Advertisement
football Edit

Jones leads UK to dominant win at LSU

BATON ROUGE, La. - The game was well in hand, but the ball wasn't.
And Terrence Jones wanted that ball.
Advertisement
Jones and No. 1 Kentucky were well on their way to Saturday's 74-50 rout of LSU at the Maravich Assembly Center, cruising toward the finish line in one of their best performances of the season.
But with a little more than three minutes to play, teammate Marquis Teague had missed a layup, and Jones was dogged in his pursuit of a putback. He tipped it once, then again before scoring.
"It's just how I played the whole game, trying to get every ball, just trying to get myself going," Jones said afterward. "I wanted it."
He played like a guy who wanted it, scoring 27 points, grabbing nine rebounds, blocking three shots, swiping two steals and giving Kentucky (21-1, 7-0 Southeastern Conference) a physical presence against an LSU team that tried to get tough.
Jones was dominant. And the Wildcats looked like the best team in college basketball. UK led wire-to-wire, and when LSU cut a double-digit lead to a point late in the first half, the Cats responded with a 10-2 run to close the half. The game was never close after halftime.
"I haven't had one of those in a while," LSU coach Trent Johnson said. "They beat us every which way."
They did it largely on the strength of Jones' best game of the season, the sort of game that was supposed to be commonplace after he was named Preseason SEC Player of the Year.
Jones has often been overshadowed by freshman teammates, but on Saturday, he took center stage, and he was at home in the spotlight.
"Terrence Jones, my point to him is: If this is who you are, then this is who you should be every game," UK coach John Calipari said. "When he went after that ball four straight jumps, come on, that's what we've all been waiting on. He makes us different."
On Saturday, he made them dominant.
Calipari has long lamented this team's inability to "negate physical play," but against LSU, Jones showed how it's done. He drove through contact. He went to the free-throw line eight times and made seven.

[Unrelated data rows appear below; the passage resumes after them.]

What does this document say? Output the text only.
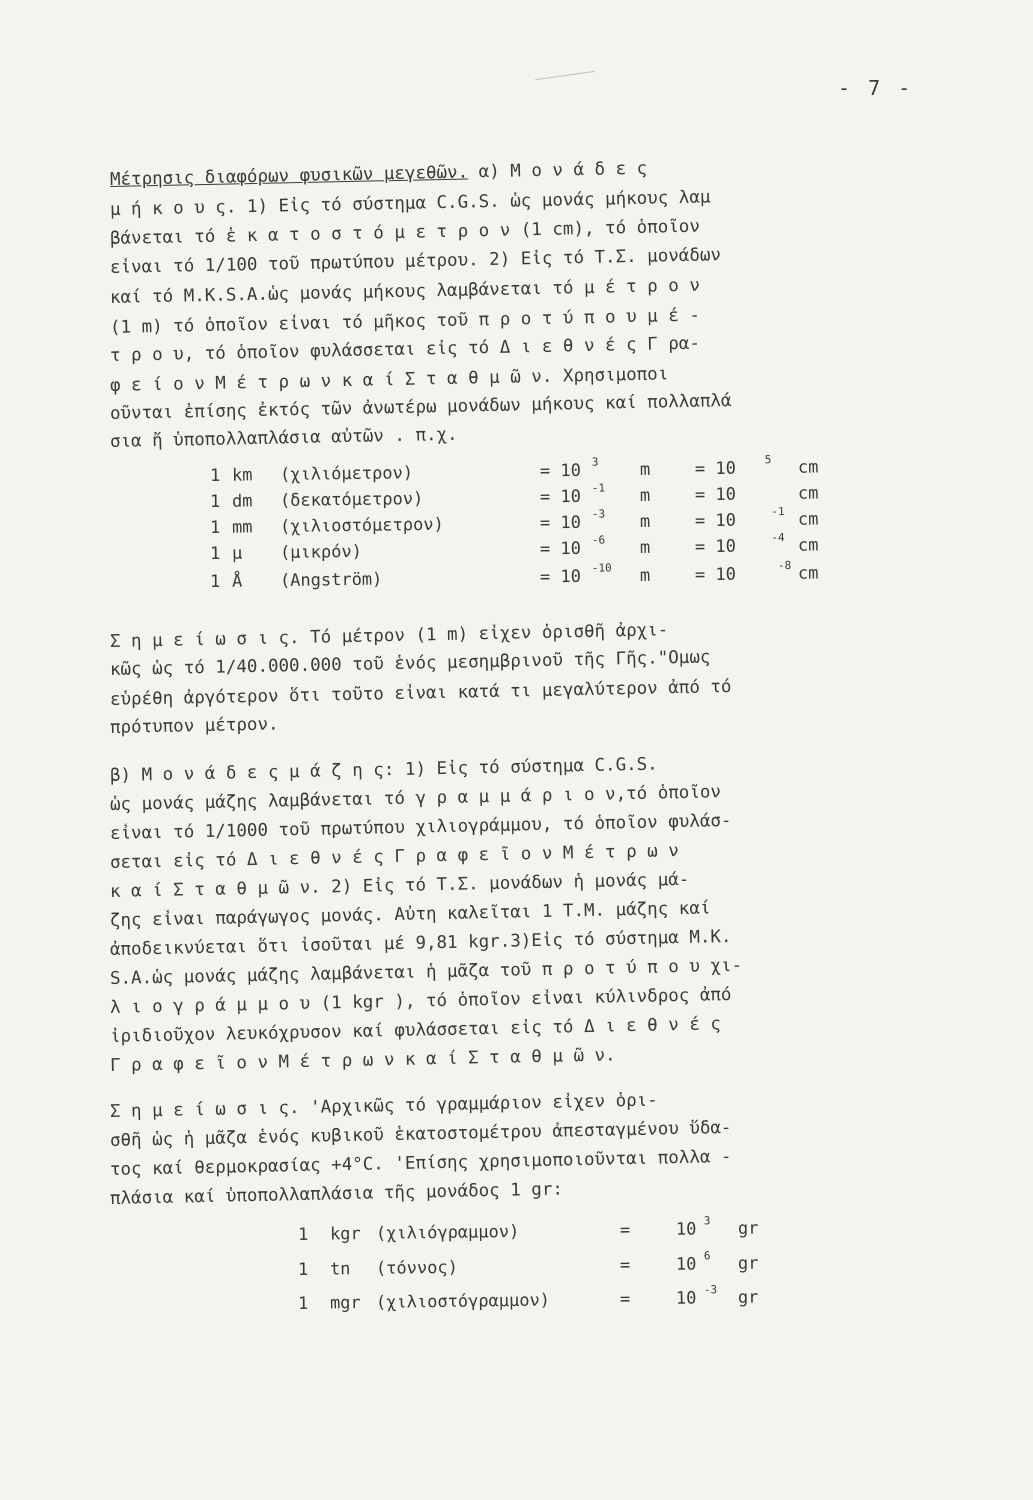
- 7 -
Μέτρησις διαφόρων φυσικῶν μεγεθῶν. α) Μ ο ν ά δ ε ς
μ ή κ ο υ ς. 1) Εἰς τό σύστημα C.G.S. ὡς μονάς μήκους λαμ
βάνεται τό ἑ κ α τ ο σ τ ό μ ε τ ρ ο ν (1 cm), τό ὁποῖον
εἶναι τό 1/100 τοῦ πρωτύπου μέτρου. 2) Εἰς τό Τ.Σ. μονάδων
καί τό M.K.S.A.ὡς μονάς μήκους λαμβάνεται τό μ έ τ ρ ο ν
(1 m) τό ὁποῖον εἶναι τό μῆκος τοῦ π ρ ο τ ύ π ο υ μ έ -
τ ρ ο υ, τό ὁποῖον φυλάσσεται εἰς τό Δ ι ε θ ν έ ς Γ ρα-
φ ε ί ο ν Μ έ τ ρ ω ν κ α ί Σ τ α θ μ ῶ ν. Χρησιμοποι
οῦνται ἐπίσης ἐκτός τῶν ἀνωτέρω μονάδων μήκους καί πολλαπλά
σια ἤ ὑποπολλαπλάσια αὐτῶν . π.χ.
1 km (χιλιόμετρον)	= 10 $^3$ m	= 10	$^5$ cm
1 dm (δεκατόμετρον)	= 10 $^{-1}$ m	= 10	cm
1 mm (χιλιοστόμετρον)	= 10 $^{-3}$ m	= 10	$^{-1}$ cm
1 μ (μικρόν)	= 10 $^{-6}$ m	= 10	$^{-4}$ cm
1 Å (Angström)	= 10 $^{-10}$ m	= 10	$^{-8}$ cm
Σ η μ ε ί ω σ ι ς. Τό μέτρον (1 m) εἶχεν ὁρισθῆ ἀρχι-
κῶς ὡς τό 1/40.000.000 τοῦ ἑνός μεσημβρινοῦ τῆς Γῆς."Ομως
εὑρέθη ἀργότερον ὅτι τοῦτο εἶναι κατά τι μεγαλύτερον ἀπό τό
πρότυπον μέτρον.
β) Μ ο ν ά δ ε ς μ ά ζ η ς: 1) Εἰς τό σύστημα C.G.S.
ὡς μονάς μάζης λαμβάνεται τό γ ρ α μ μ ά ρ ι ο ν,τό ὁποῖον
εἶναι τό 1/1000 τοῦ πρωτύπου χιλιογράμμου, τό ὁποῖον φυλάσ-
σεται εἰς τό Δ ι ε θ ν έ ς Γ ρ α φ ε ῖ ο ν Μ έ τ ρ ω ν
κ α ί Σ τ α θ μ ῶ ν. 2) Εἰς τό Τ.Σ. μονάδων ἡ μονάς μά-
ζης εἶναι παράγωγος μονάς. Αὐτη καλεῖται 1 Τ.Μ. μάζης καί
ἀποδεικνύεται ὅτι ἰσοῦται μέ 9,81 kgr.3)Εἰς τό σύστημα M.K.
S.A.ὡς μονάς μάζης λαμβάνεται ἡ μᾶζα τοῦ π ρ ο τ ύ π ο υ χι-
λ ι ο γ ρ ά μ μ ο υ (1 kgr ), τό ὁποῖον εἶναι κύλινδρος ἀπό
ἰριδιοῦχον λευκόχρυσον καί φυλάσσεται εἰς τό Δ ι ε θ ν έ ς
Γ ρ α φ ε ῖ ο ν Μ έ τ ρ ω ν κ α ί Σ τ α θ μ ῶ ν.
Σ η μ ε ί ω σ ι ς. 'Αρχικῶς τό γραμμάριον εἶχεν ὁρι-
σθῆ ὡς ἡ μᾶζα ἑνός κυβικοῦ ἑκατοστομέτρου ἀπεσταγμένου ὕδα-
τος καί θερμοκρασίας +4°C. 'Επίσης χρησιμοποιοῦνται πολλα -
πλάσια καί ὑποπολλαπλάσια τῆς μονάδος 1 gr:
1 kgr (χιλιόγραμμον)	=	10 $^3$ gr
1 tn (τόννος)	=	10 $^6$ gr
1 mgr (χιλιοστόγραμμον)	=	10 $^{-3}$ gr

"I was just playing," Jones said. "It just happened to be my game. I think different games, guys stepped up and had runs and played real well for us. And I just think today, it was my turn."
He wasn't alone.
Anthony Davis had 16 points, 10 rebounds and three blocked shots despite LSU's physical approach to defending him. The Tigers(12-9, 2-5) took that approach to an extreme in the second half, when forward Malcolm White was ejected for a flagrant foul on Davis.
White grabbed Davis' shoulders and pulled him to the ground as Davis sprinted to the basket for a dunk attempt.
"Stuff like that happening to one of your brothers, you don't like that," Jones said. "The only way we could (express) that is by just continuing to play hard and just show it through the score."
And the scoreboard showed that Kentucky was clicking.
The Cats shot 47.3 percent from the floor, including 50 percent in the second half. They made 7-of-15 three-pointers, including one each from Darius Miller and Teague during the 10-2 run that closed the first half.
But nobody was in a groove like Jones, who outscored LSU 13-0 by himself in a stretch that ended the first half and started the second.
"He was scoring at will pretty much in the post, getting pretty much anything he wanted," point guard Teague said. "If he drew two (defenders), he was kicking it out, making the right plays. So we were pretty much trying to feed him."
It's been a challenge for Calipari to get that out of Jones, especially in the aftermath of Jones dislocating the pinky finger on his left hand in December. Since then, Calipari has been pushing, Jones said, for the 6-foot-9 sophomore "to play with the mentality I was playing with before I got hurt."
He did that on Saturday, and never more so than when he battled on the boards after Teague's late layup miss. The game was long out of LSU's reach, but the ball wasn't out of Jones', and Calipari took note of the way Jones attacked it.
"That's the guy that people want to play with and coach," Calipari said. "Not the guy that when the guy misses it, he runs back because he doesn't want contact. They want that thing, that thing right there. That wins. That other guy, you lose with. It's a loser."